Two officers enter the shelter and ask what is going on. One of them is the runner Lt. Suessmann, and the other battalion adjutant Lt. Kranz. I report on the incident. The adjutant is looking at me incredulously saying that it was impossible to be positioned as far ahead as that, as the English were occupying the water works. Angrily I answer back for him to go and see for himself. He has no choice but to ask Suessmann to go with him to have a look. “The English are firing at the tower”, I say, when they leave. “Therefore they possibly cannot be inside” and I mention my intention I had during the morning to have a look inside. We agree to take short leaps up the embankment for about 1000m along the edge and in the direction of the water works ruin. I also mention that my patrol is situated to the right about 30m away lying inside grenade holes.
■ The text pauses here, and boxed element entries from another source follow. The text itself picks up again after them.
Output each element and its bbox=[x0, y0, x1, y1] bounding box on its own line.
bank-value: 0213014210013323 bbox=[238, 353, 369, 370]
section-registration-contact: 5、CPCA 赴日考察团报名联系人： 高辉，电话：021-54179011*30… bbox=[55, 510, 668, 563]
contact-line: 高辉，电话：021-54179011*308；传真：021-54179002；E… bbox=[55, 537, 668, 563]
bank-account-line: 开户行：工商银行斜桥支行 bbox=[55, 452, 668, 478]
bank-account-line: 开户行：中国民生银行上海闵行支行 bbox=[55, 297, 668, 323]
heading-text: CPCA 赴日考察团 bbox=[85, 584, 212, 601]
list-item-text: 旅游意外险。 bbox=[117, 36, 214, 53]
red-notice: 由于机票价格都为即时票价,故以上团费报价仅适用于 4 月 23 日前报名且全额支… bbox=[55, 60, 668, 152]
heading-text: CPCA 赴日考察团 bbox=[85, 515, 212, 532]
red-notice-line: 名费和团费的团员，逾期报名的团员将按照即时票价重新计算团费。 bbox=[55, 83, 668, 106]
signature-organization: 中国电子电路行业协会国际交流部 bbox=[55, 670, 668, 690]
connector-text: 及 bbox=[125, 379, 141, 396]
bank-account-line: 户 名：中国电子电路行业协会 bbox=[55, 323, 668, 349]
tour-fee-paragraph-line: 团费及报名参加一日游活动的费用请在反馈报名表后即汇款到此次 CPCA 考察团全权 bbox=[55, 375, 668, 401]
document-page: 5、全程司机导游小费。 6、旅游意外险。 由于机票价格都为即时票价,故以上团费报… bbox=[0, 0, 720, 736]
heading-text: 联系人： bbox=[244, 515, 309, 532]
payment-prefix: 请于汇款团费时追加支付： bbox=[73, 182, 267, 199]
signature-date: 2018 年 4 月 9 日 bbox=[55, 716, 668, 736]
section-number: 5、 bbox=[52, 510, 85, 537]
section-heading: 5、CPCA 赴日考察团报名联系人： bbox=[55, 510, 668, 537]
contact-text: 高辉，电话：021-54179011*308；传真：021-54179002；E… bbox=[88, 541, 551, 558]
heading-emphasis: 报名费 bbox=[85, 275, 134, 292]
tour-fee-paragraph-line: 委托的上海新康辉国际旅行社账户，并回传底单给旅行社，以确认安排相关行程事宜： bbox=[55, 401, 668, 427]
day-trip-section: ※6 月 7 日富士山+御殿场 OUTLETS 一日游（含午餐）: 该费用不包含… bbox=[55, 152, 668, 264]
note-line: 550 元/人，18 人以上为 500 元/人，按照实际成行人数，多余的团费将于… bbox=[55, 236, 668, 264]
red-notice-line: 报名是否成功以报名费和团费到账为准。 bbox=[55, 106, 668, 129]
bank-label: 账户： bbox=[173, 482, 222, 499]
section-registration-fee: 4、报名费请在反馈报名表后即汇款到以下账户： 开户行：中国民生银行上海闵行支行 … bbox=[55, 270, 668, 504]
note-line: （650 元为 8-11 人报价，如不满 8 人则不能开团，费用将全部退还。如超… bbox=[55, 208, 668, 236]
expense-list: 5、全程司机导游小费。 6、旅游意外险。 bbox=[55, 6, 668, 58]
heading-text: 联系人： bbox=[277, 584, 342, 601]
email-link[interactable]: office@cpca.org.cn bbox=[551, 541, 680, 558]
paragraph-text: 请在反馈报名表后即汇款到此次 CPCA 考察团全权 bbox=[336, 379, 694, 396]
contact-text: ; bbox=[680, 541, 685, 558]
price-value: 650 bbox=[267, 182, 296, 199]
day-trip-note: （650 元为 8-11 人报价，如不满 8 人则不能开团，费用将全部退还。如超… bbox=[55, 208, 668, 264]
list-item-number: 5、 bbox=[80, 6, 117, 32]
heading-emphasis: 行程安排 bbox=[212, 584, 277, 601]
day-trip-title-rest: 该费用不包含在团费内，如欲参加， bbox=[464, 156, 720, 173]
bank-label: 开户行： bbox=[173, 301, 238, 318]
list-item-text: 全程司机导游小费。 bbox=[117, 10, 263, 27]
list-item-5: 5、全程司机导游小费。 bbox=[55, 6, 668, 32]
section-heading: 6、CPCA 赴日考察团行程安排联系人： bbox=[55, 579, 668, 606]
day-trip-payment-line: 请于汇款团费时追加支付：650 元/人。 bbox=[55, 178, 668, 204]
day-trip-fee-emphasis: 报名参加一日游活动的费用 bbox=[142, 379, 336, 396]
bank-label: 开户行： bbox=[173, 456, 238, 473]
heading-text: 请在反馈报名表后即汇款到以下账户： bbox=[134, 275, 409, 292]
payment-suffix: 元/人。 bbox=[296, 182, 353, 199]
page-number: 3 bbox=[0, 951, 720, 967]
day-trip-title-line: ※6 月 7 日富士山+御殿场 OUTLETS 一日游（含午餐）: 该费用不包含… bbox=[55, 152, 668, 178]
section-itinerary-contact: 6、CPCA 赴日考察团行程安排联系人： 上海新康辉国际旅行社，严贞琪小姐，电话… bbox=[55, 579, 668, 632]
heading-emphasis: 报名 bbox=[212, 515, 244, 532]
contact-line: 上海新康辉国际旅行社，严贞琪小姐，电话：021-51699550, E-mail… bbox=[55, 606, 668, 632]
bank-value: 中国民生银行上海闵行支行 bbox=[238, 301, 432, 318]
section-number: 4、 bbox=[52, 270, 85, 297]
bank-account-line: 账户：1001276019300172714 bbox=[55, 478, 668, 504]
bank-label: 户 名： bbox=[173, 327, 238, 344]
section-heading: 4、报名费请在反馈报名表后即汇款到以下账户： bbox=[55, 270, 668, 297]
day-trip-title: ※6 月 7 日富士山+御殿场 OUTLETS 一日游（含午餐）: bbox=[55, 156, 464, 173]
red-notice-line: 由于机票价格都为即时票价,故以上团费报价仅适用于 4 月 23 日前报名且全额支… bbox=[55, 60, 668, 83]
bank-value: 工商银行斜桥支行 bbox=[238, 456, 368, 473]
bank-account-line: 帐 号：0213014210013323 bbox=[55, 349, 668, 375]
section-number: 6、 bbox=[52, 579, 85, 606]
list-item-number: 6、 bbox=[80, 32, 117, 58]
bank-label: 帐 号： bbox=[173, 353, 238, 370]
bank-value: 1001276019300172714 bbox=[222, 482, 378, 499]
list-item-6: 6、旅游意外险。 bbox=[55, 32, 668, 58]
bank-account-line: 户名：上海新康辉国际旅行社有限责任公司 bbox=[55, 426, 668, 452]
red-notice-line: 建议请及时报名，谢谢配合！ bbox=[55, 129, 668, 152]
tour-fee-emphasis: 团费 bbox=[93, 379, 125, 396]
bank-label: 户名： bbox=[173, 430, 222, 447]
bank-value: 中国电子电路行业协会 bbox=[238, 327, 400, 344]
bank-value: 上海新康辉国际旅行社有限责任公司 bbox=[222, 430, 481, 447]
But the two smart officers didn’t seem to take much notice of the word ‘right’. Quickly and light footed they jumped forwards hardly enabling me to follow. Soon there was quite a gap between us. “Towards the right” I shouted. But they did not hear me. The firing had stopped and no exploding grenades were shocking the ‘brave’ men. I am slightly miffed that they can get away with it so easily. Soon they reached the water works. None of our men is to be seen. If the two carry on jumping they might be going to miss the ruin completely.
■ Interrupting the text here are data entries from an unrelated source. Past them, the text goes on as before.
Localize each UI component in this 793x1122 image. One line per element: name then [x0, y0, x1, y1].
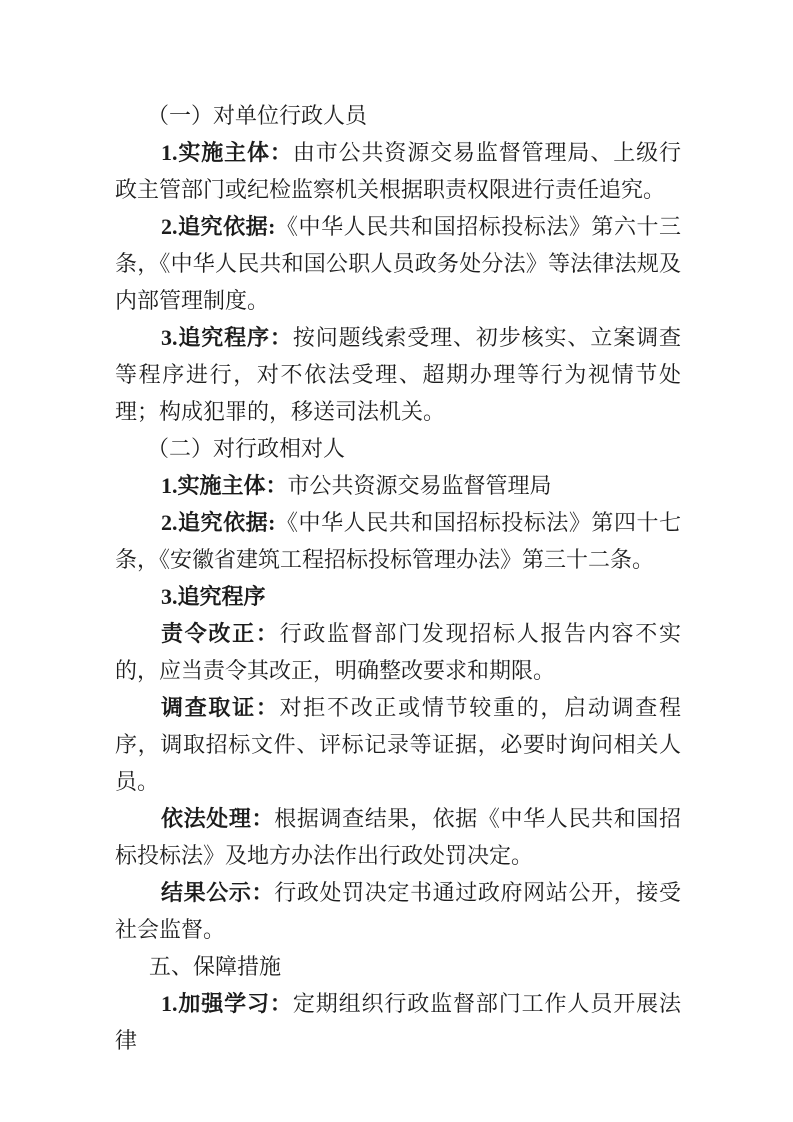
- paragraph-label: 3.追究程序: [161, 584, 266, 609]
- paragraph-order-correction: 责令改正：行政监督部门发现招标人报告内容不实的，应当责令其改正，明确整改要求和期…: [115, 615, 681, 689]
- paragraph-investigation-evidence: 调查取证：对拒不改正或情节较重的，启动调查程序，调取招标文件、评标记录等证据，必…: [115, 689, 681, 800]
- section-heading-administrative-counterpart: （二）对行政相对人: [115, 430, 681, 467]
- paragraph-label: 1.实施主体：: [161, 473, 288, 498]
- paragraph-implementing-body-1: 1.实施主体：由市公共资源交易监督管理局、上级行政主管部门或纪检监察机关根据职责…: [115, 134, 681, 208]
- paragraph-label: 1.加强学习：: [161, 991, 293, 1016]
- paragraph-lawful-handling: 依法处理：根据调查结果，依据《中华人民共和国招标投标法》及地方办法作出行政处罚决…: [115, 800, 681, 874]
- section-heading-safeguard-measures: 五、保障措施: [115, 948, 681, 985]
- paragraph-text: 市公共资源交易监督管理局: [288, 473, 552, 498]
- paragraph-accountability-procedure-1: 3.追究程序：按问题线索受理、初步核实、立案调查等程序进行，对不依法受理、超期办…: [115, 319, 681, 430]
- paragraph-label: 责令改正：: [161, 621, 280, 646]
- paragraph-accountability-basis-2: 2.追究依据:《中华人民共和国招标投标法》第四十七条，《安徽省建筑工程招标投标管…: [115, 504, 681, 578]
- paragraph-accountability-basis-1: 2.追究依据:《中华人民共和国招标投标法》第六十三条，《中华人民共和国公职人员政…: [115, 208, 681, 319]
- paragraph-label: 1.实施主体：: [161, 140, 293, 165]
- paragraph-implementing-body-2: 1.实施主体：市公共资源交易监督管理局: [115, 467, 681, 504]
- paragraph-label: 3.追究程序：: [161, 325, 293, 350]
- paragraph-label: 2.追究依据:: [161, 214, 275, 239]
- section-heading-unit-admin-staff: （一）对单位行政人员: [115, 97, 681, 134]
- paragraph-label: 2.追究依据:: [161, 510, 275, 535]
- paragraph-label: 依法处理：: [161, 806, 274, 831]
- paragraph-strengthen-learning: 1.加强学习：定期组织行政监督部门工作人员开展法律: [115, 985, 681, 1059]
- paragraph-result-publication: 结果公示：行政处罚决定书通过政府网站公开，接受社会监督。: [115, 874, 681, 948]
- document-body: （一）对单位行政人员 1.实施主体：由市公共资源交易监督管理局、上级行政主管部门…: [115, 97, 681, 1059]
- paragraph-label: 调查取证：: [161, 695, 280, 720]
- paragraph-label: 结果公示：: [161, 880, 274, 905]
- document-page: （一）对单位行政人员 1.实施主体：由市公共资源交易监督管理局、上级行政主管部门…: [0, 0, 793, 1122]
- paragraph-accountability-procedure-2: 3.追究程序: [115, 578, 681, 615]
Then something is happening nobody had expected and is unforgettable to me: At the edge of the wall at the water works four to five figures – English – suddenly appear upright. They are completely surprised and might even think that we could be deserters as I constantly keep shouting whilst following behind the two officers. They are standing completely unprotected in an upright position and stare towards us. Lt. Suessmann is turning round, looking completely pale faced and shouts: “Good God, the English are here!” and later: “What are we going to do?” Whilst plenty of safety measures run through my mind I keep a close eye on the enemy still not showing any intention of shooting at us. At the same time I watch the men of my patrol and discover one of them looking cautiously towards my direction. “Stay calm, get down and I will run back, load the machine gun and shoot the English if necessary!” This I shout towards the two officers and jump the next 20 steps across the trench. When I reach them I find to my greatest surprise most of the men asleep. They had not noticed anything. There was no time for big explanations and I carefully move the machine gun along the edge of the embankment and shout at the two storm troopers: “Ready, we can start!” From the other side comes: “Good bye Thuns!” I aim at the English. Interestingly they are watching the retreat of the two but don’t shoot. I then also dare to look and see them leave and start to laugh. Up-down-up-down, I see them exercise until they disappear. No recruit could do it more perfectly. Even my people were grinning.

Why didn’t we shoot the English? ……Because they were totally honourable and peacefully minded. They could have thrown stones. Well, cheers to a good neighbourhood I thought and soon fell into a deep sleep.

We worked with ARU students to develop out pieces based on the diary entries and then performed them for each other. It was helpful in understanding exactly what Paul Thuns was describing in his diary.